What does it mean when we observe an unclassified VGBs?
Finally, let's talk about the two remaining columns, Reference Species and Other ICTV Genomes in VGB. ICTV is the International Committee on the Taxonomy of Viruses, a group which officially recognizes and classifies viruses. This sample was made from viral Metagenome Assembled Genome (MAGs), which are not ICTV species. However, when BAQLaVa finds an ICTV species, that will be reported in these two columns. A singular species is named in Reference Species column, and any additional ICTV species that also cluster into the same VGB will be named in the Other ICTV Genomes in VGB column.
Next, let's look at some real data. For the examples we will be looking it, we have data from the iHMP Project. This project gathered human microbiota samples to study a variety of conditions, but we will be focusing on the Inflammatory Bowel Diseases subset and using the fecal samples. We have samples from individuals with IBD and healthy controls, and for samples from all individuals, we have paired metagenomic and metatranscriptomic data prepared from the same origin sample. Looking first at a single sample - this input is a subsampled metagenomic sequencing sample from a human fecal sample, and the FASTA file has already been enriched for non-bacterial reads to speed up the profiling for this tutorial.

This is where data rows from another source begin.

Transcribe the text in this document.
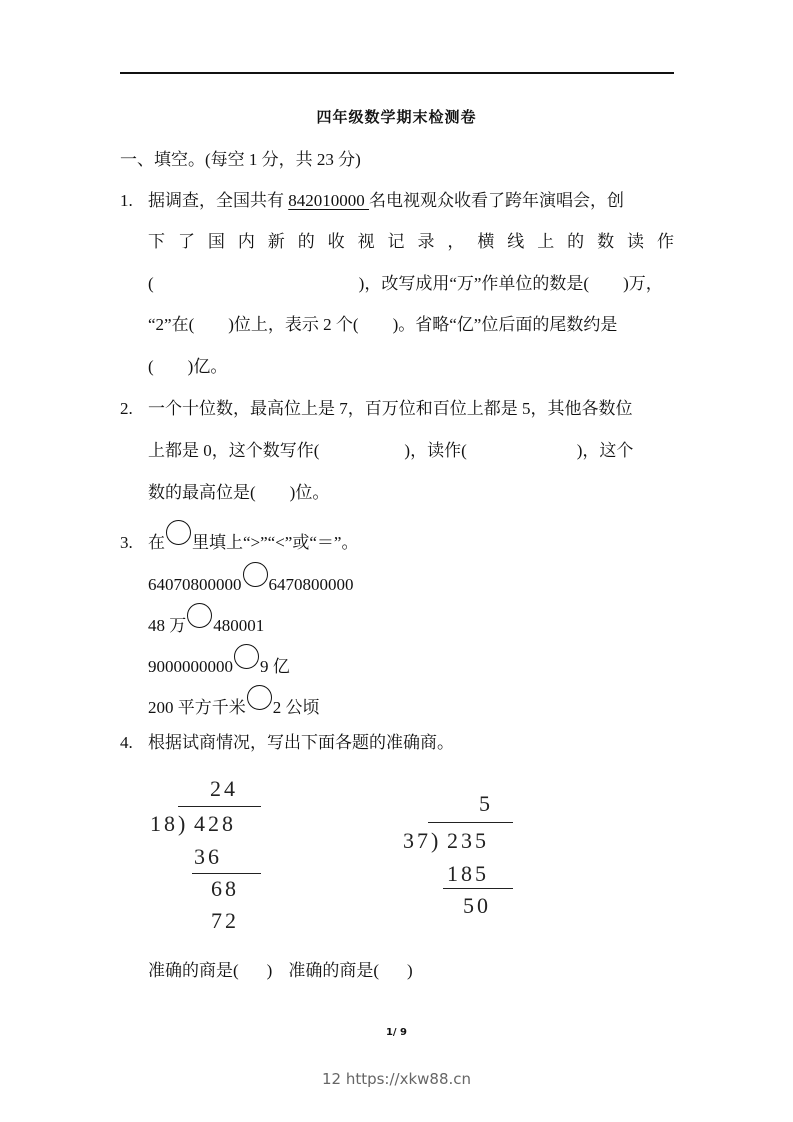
四年级数学期末检测卷
一、填空。(每空 1 分，共 23 分)
1. 据调查，全国共有 842010000 名电视观众收看了跨年演唱会，创
下 了 国 内 新 的 收 视 记 录 ， 横 线 上 的 数 读 作
(	)，改写成用“万”作单位的数是( )万，
“2”在( )位上，表示 2 个( )。省略“亿”位后面的尾数约是
( )亿。
2. 一个十位数，最高位上是 7，百万位和百位上都是 5，其他各数位
上都是 0，这个数写作(	)，读作(	)，这个
数的最高位是( )位。
3. 在 里填上“>”“<”或“＝”。
64070800000 6470800000
48 万 480001
9000000000 9 亿
200 平方千米 2 公顷
4. 根据试商情况，写出下面各题的准确商。
24
18) 428
36
68
72
5
37) 235
185
50
准确的商是( ) 准确的商是( )
1/ 9
12 https://xkw88.cn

We can use the --bypass-bacterial-depletion flag to skip the first step of BAQLaVa which removes the bacterial reads before proceeding to viral profiling. The bacterial depletion step is aimed at reducing false positive predictions. Today we are skipping it for speed, but other reasons you may want to skip it are samples with particularly low abundance or metatranscriptomic samples. (Samples running through bacterial depletion but finding no bacterial reads will automatically fail but can be rescued with --bypass-bacterial-depletion).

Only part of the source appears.